Pinterest told the Wall Street Journal that it has been suppressing search results on the topic of vaccinations since December and will continue to do so until it finds a reliable solution to protect Pinterest users from harmful and misleading content.
Pinterest searches about vaccines had been dominated by results that bucked long-standing scientific research and guidelines from the Centers for Disease Control and Prevention by claiming vaccinations were hazardous. Users of the photo-sharing site can still pin this kind of material to their personal boards, even though it won’t surface in searches.
“It’s better not to serve those results than to lead people down what is like a recommendation rabbit hole,” Ifeoma Ozoma, Pinterest’s public policy and social impact manager, told the Wall Street Journal this week.
The World Health Organization recently named “vaccine hesitancy” as one of the biggest global health threats of 2019. The designation comes as the United States grapples with a sudden resurgence of measles, a disease that was declared eliminated in 2000 by the CDC due to extensive use of the measles, mumps and rubella vaccine. More than 100 cases have cropped up since the beginning of the year — more cases than the United States saw in all of 2016.
Medical professionals and lawmakers have been pressuring companies such as Facebook Inc. and Alphabet Inc.’s Google to take action against anti-vaccination content in the name of public safety. But although these companies agree they have a responsibility to protect the public, finding solutions that tread the line between safety and censorship has proved to be a complex challenge. As most companies have taken a more hands-off approach to the problem, citing free speech issues, Pinterest’s tactic of banning all vaccine-related content from search results stands out as a radical alternative, one that makes it tougher for users to find accurate information about vaccinations even as the company seeks to protect them.
Since 2017, Pinterest has barred misinformation about health that might have “immediate and detrimental effects” on users’ health and greater public safety. The company monitors which searches bring up “largely polluted results” that violate its policies and then stops serving results for those searches. Along with anti-vaccination material, Pinterest has blocked misleading content about chronic and terminal illnesses, such as bogus cancer cures. The site also actively looks for content that violates its community guidelines, evaluating it based on advice from institutions like the CDC, WHO and American Academy of Pediatrics.
The company said its ban on all vaccination-related material is a temporary measure while it searches for a sustainable way to moderate such posts.
“We want Pinterest to be an inspiring place for people, and there’s nothing inspiring about misinformation,” the company said in a statement. “That’s why we continue to work on new ways of keeping misleading content off our platform and out of our recommendations engine.”
Social media platforms have been historically reluctant to crack down on controversial content. Until late last week, Facebook had contended that most anti-vaccination content didn’t violate its community guidelines for inciting “real-world harm.” The social media giant, which has come under fire for how its algorithms can steer users toward misinformation, said removing such content wouldn’t help raise awareness about the facts of vaccinations.
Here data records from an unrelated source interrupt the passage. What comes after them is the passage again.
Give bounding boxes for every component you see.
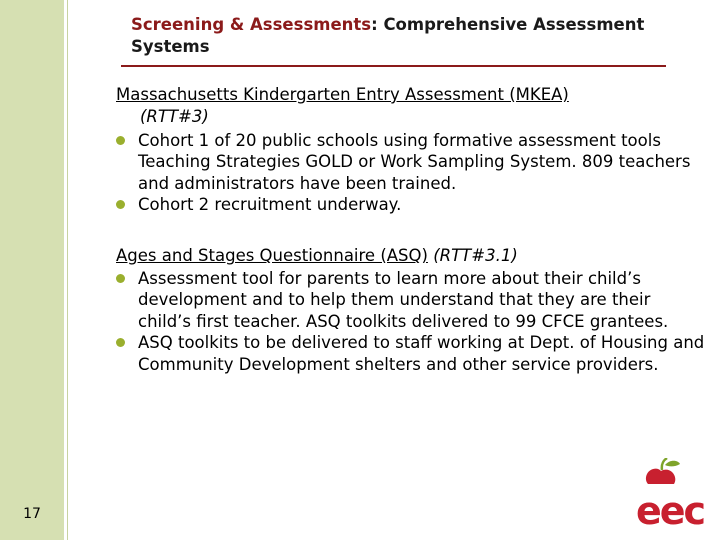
asq-title: Ages and Stages Questionnaire (ASQ) bbox=[116, 246, 428, 265]
asq-bullet-list bbox=[116, 268, 706, 375]
section-asq-heading bbox=[116, 245, 518, 267]
sidebar-band bbox=[0, 0, 67, 540]
apple-icon bbox=[662, 458, 680, 470]
title-rule bbox=[121, 65, 666, 67]
eec-logo bbox=[632, 458, 708, 530]
section-mkea-heading bbox=[116, 84, 569, 128]
mkea-title: Massachusetts Kindergarten Entry Assessment (MKEA) bbox=[116, 85, 569, 104]
list-item: ASQ toolkits to be delivered to staff working at Dept. of Housing and Community Development shelters and other service providers. bbox=[116, 332, 706, 375]
page-number: 17 bbox=[23, 506, 41, 522]
mkea-tag: (RTT#3) bbox=[140, 107, 209, 126]
logo-text: eec bbox=[635, 489, 705, 530]
asq-tag: (RTT#3.1) bbox=[433, 246, 518, 265]
slide-title bbox=[131, 14, 701, 58]
mkea-bullet-list bbox=[116, 130, 706, 216]
list-item: Cohort 2 recruitment underway. bbox=[116, 194, 706, 215]
sidebar-divider bbox=[67, 0, 68, 540]
list-item: Cohort 1 of 20 public schools using formative assessment tools Teaching Strategies GOLD or Work Sampling System. 809 teachers and administrators have been trained. bbox=[116, 130, 706, 194]
title-accent: Screening & Assessments bbox=[131, 15, 372, 34]
title-rest: : Comprehensive Assessment Systems bbox=[131, 15, 645, 56]
list-item: Assessment tool for parents to learn more about their child’s development and to help them understand that they are their child’s first teacher. ASQ toolkits delivered to 99 CFCE grantees. bbox=[116, 268, 706, 332]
Accurate counter-speech, Facebook argued, was a more productive safeguard.
But the company changed its stance after Rep. Adam B. Schiff (D-Burbank) wrote a letter to Facebook founder and Chief Executive Mark Zuckerberg asking how Facebook planned to protect users from misleading material about vaccinations. Schiff sent a similar letter to Google CEO Sundar Pichai; Google is also under scrutiny about how its search engine and subsidiary YouTube promote potentially dangerous misinformation.
“We’ve taken steps to reduce the distribution of health-related misinformation on Facebook, but we know we have more to do,” Facebook said in a statement last week. “We’re currently working on additional changes that we’ll be announcing soon.”
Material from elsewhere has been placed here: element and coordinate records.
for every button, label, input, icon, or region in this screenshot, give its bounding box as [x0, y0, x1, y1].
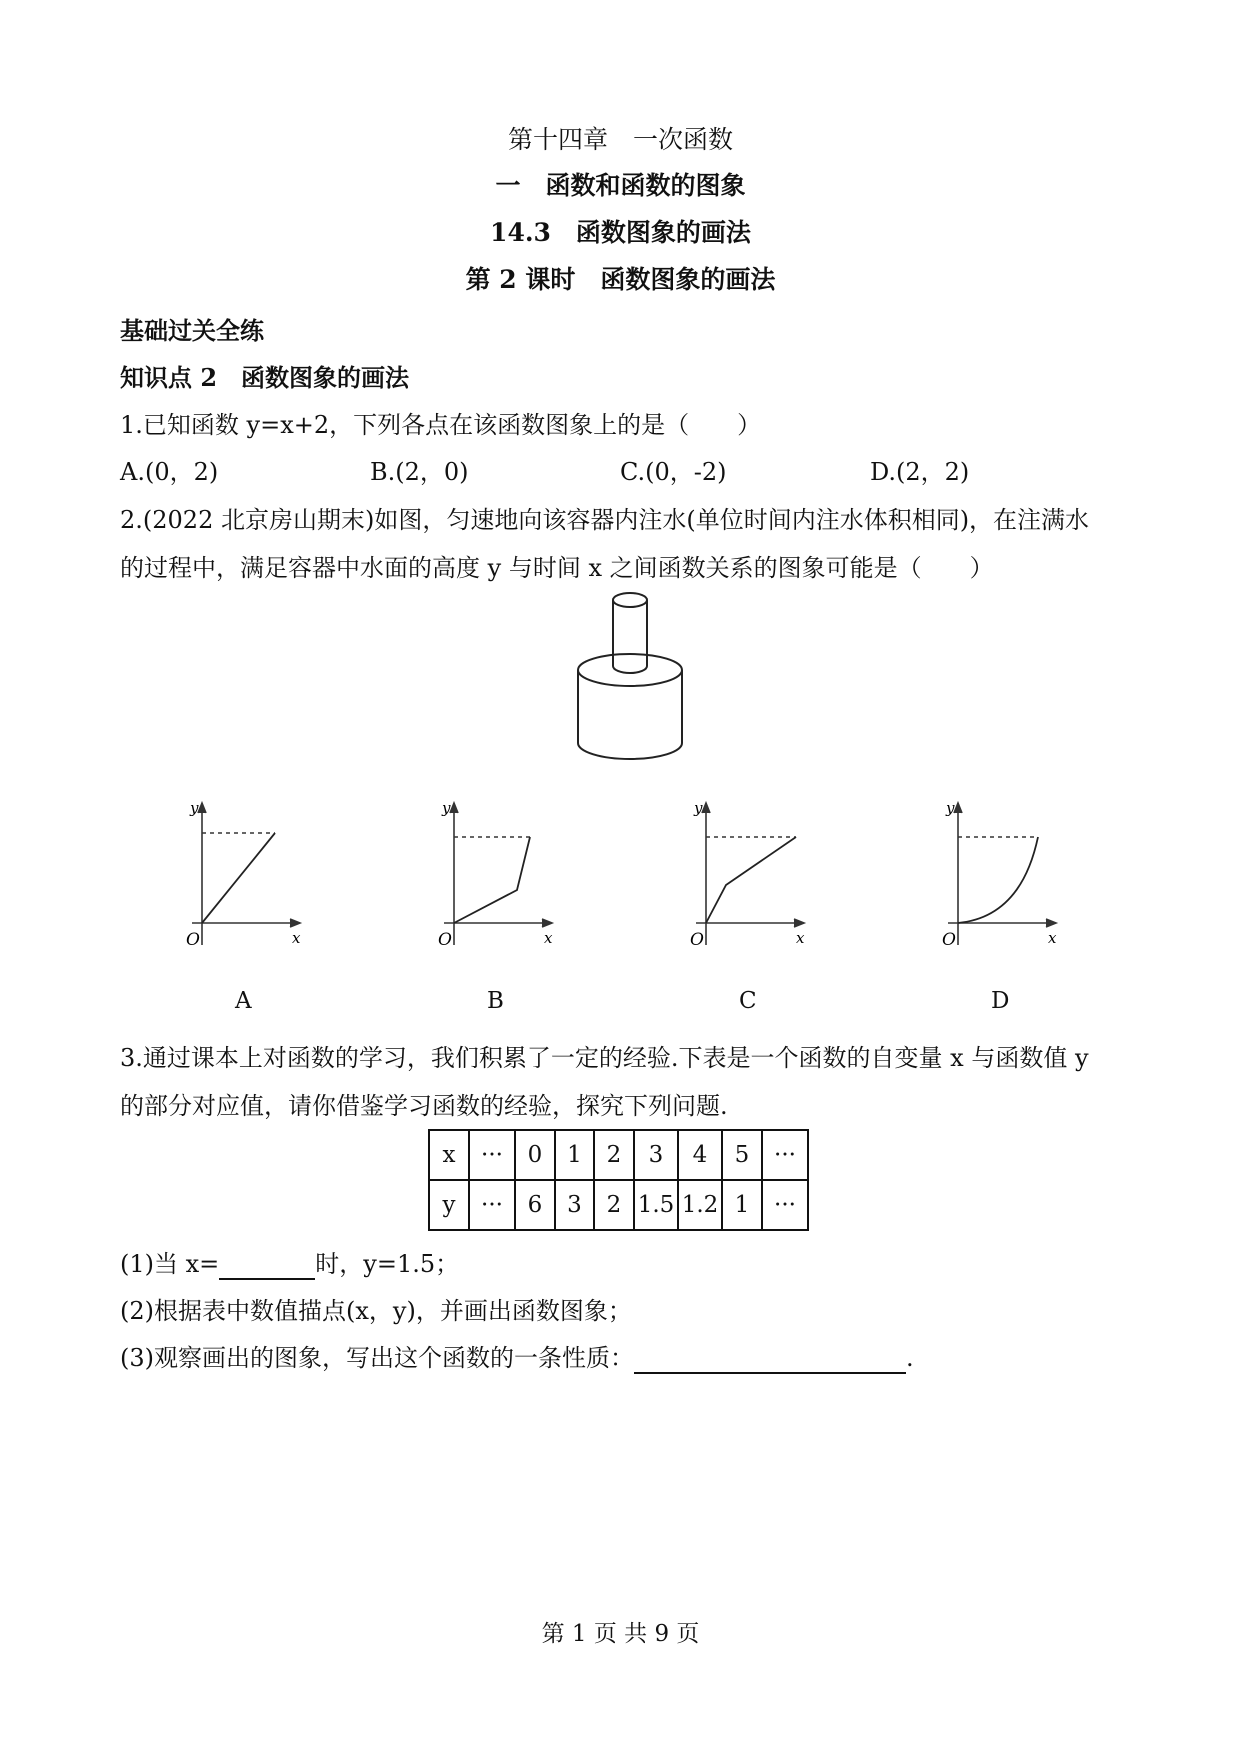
table-cell: 0: [515, 1130, 555, 1180]
container-illustration: [570, 588, 690, 768]
table-cell: 3: [634, 1130, 678, 1180]
table-row-x: [429, 1130, 808, 1180]
graph-a-x-label: x: [292, 929, 301, 947]
table-cell: 4: [678, 1130, 722, 1180]
table-cell: 1: [722, 1180, 762, 1230]
section-title: 一 函数和函数的图象: [495, 171, 746, 200]
q2-stem-line2: 的过程中，满足容器中水面的高度 y 与时间 x 之间函数关系的图象可能是（ ）: [120, 554, 994, 582]
lesson-title: 第 2 课时 函数图象的画法: [465, 265, 776, 294]
chapter-title: 第十四章 一次函数: [507, 125, 733, 154]
q3-stem-line1: 3.通过课本上对函数的学习，我们积累了一定的经验.下表是一个函数的自变量 x 与函数值 y: [120, 1044, 1089, 1072]
graph-b-label: B: [487, 988, 504, 1014]
table-cell: 2: [594, 1130, 634, 1180]
graph-c-y-label: y: [694, 799, 703, 817]
practice-title: 基础过关全练: [120, 316, 264, 345]
graph-c-label: C: [739, 988, 757, 1014]
table-row-y: [429, 1180, 808, 1230]
q3-part3-suffix: .: [906, 1344, 914, 1372]
graph-c-x-label: x: [796, 929, 805, 947]
table-cell: 1.5: [634, 1180, 678, 1230]
table-cell: x: [429, 1130, 469, 1180]
graph-b-x-label: x: [544, 929, 553, 947]
page-footer: 第 1 页 共 9 页: [541, 1621, 700, 1647]
q1-option-c: C.(0，-2): [620, 458, 727, 486]
graph-b-y-label: y: [442, 799, 451, 817]
q3-part3-prefix: (3)观察画出的图象，写出这个函数的一条性质：: [120, 1344, 634, 1372]
value-table: [428, 1129, 809, 1231]
q3-part1: [120, 1244, 459, 1280]
table-cell: 5: [722, 1130, 762, 1180]
table-cell: 6: [515, 1180, 555, 1230]
table-cell: ···: [469, 1180, 515, 1230]
graph-d-origin-label: O: [942, 930, 956, 950]
graph-a-label: A: [235, 988, 252, 1014]
table-cell: y: [429, 1180, 469, 1230]
graph-c-origin-label: O: [690, 930, 704, 950]
q2-stem-line1: 2.(2022 北京房山期末)如图，匀速地向该容器内注水(单位时间内注水体积相同)，在注满水: [120, 506, 1090, 534]
graph-d-x-label: x: [1048, 929, 1057, 947]
graph-d: [936, 795, 1066, 955]
graph-a-y-label: y: [190, 799, 199, 817]
knowledge-point-title: 知识点 2 函数图象的画法: [120, 363, 410, 392]
q3-part2: (2)根据表中数值描点(x，y)，并画出函数图象；: [120, 1297, 632, 1325]
table-cell: 1.2: [678, 1180, 722, 1230]
table-cell: ···: [762, 1130, 808, 1180]
table-cell: ···: [469, 1130, 515, 1180]
q3-part3-answer-blank[interactable]: [634, 1344, 906, 1374]
q1-option-a: A.(0，2): [120, 458, 219, 486]
graph-d-y-label: y: [946, 799, 955, 817]
subsection-title: 14.3 函数图象的画法: [490, 218, 751, 247]
graph-d-label: D: [991, 988, 1010, 1014]
graph-c: [684, 795, 814, 955]
table-cell: 1: [555, 1130, 594, 1180]
q3-part1-answer-blank[interactable]: [219, 1250, 315, 1280]
graph-b-origin-label: O: [438, 930, 452, 950]
q1-option-b: B.(2，0): [370, 458, 469, 486]
q3-part1-suffix: 时，y=1.5；: [315, 1250, 460, 1278]
graph-a-origin-label: O: [186, 930, 200, 950]
graph-b: [432, 795, 562, 955]
table-cell: ···: [762, 1180, 808, 1230]
q3-part1-prefix: (1)当 x=: [120, 1250, 220, 1278]
table-cell: 3: [555, 1180, 594, 1230]
q3-part3: [120, 1338, 914, 1374]
q1-stem: 1.已知函数 y=x+2，下列各点在该函数图象上的是（ ）: [120, 411, 762, 439]
graph-a: [180, 795, 310, 955]
table-cell: 2: [594, 1180, 634, 1230]
q1-option-d: D.(2，2): [870, 458, 970, 486]
q3-stem-line2: 的部分对应值，请你借鉴学习函数的经验，探究下列问题.: [120, 1092, 728, 1120]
Specifically, Facebook is looking into cutting back or removing misleading health content from recommendations, including “Groups you should join,” according to a Facebook spokesperson. It’s also considering demoting such content in search results.
Google’s YouTube has begun changing algorithms to try to control the spread of misinformation. Last month, YouTube said it would begin removing videos with “borderline content” that “misinform users in harmful ways.”
Telford writes for the Washington Post. Zaleski writes for Bloomberg.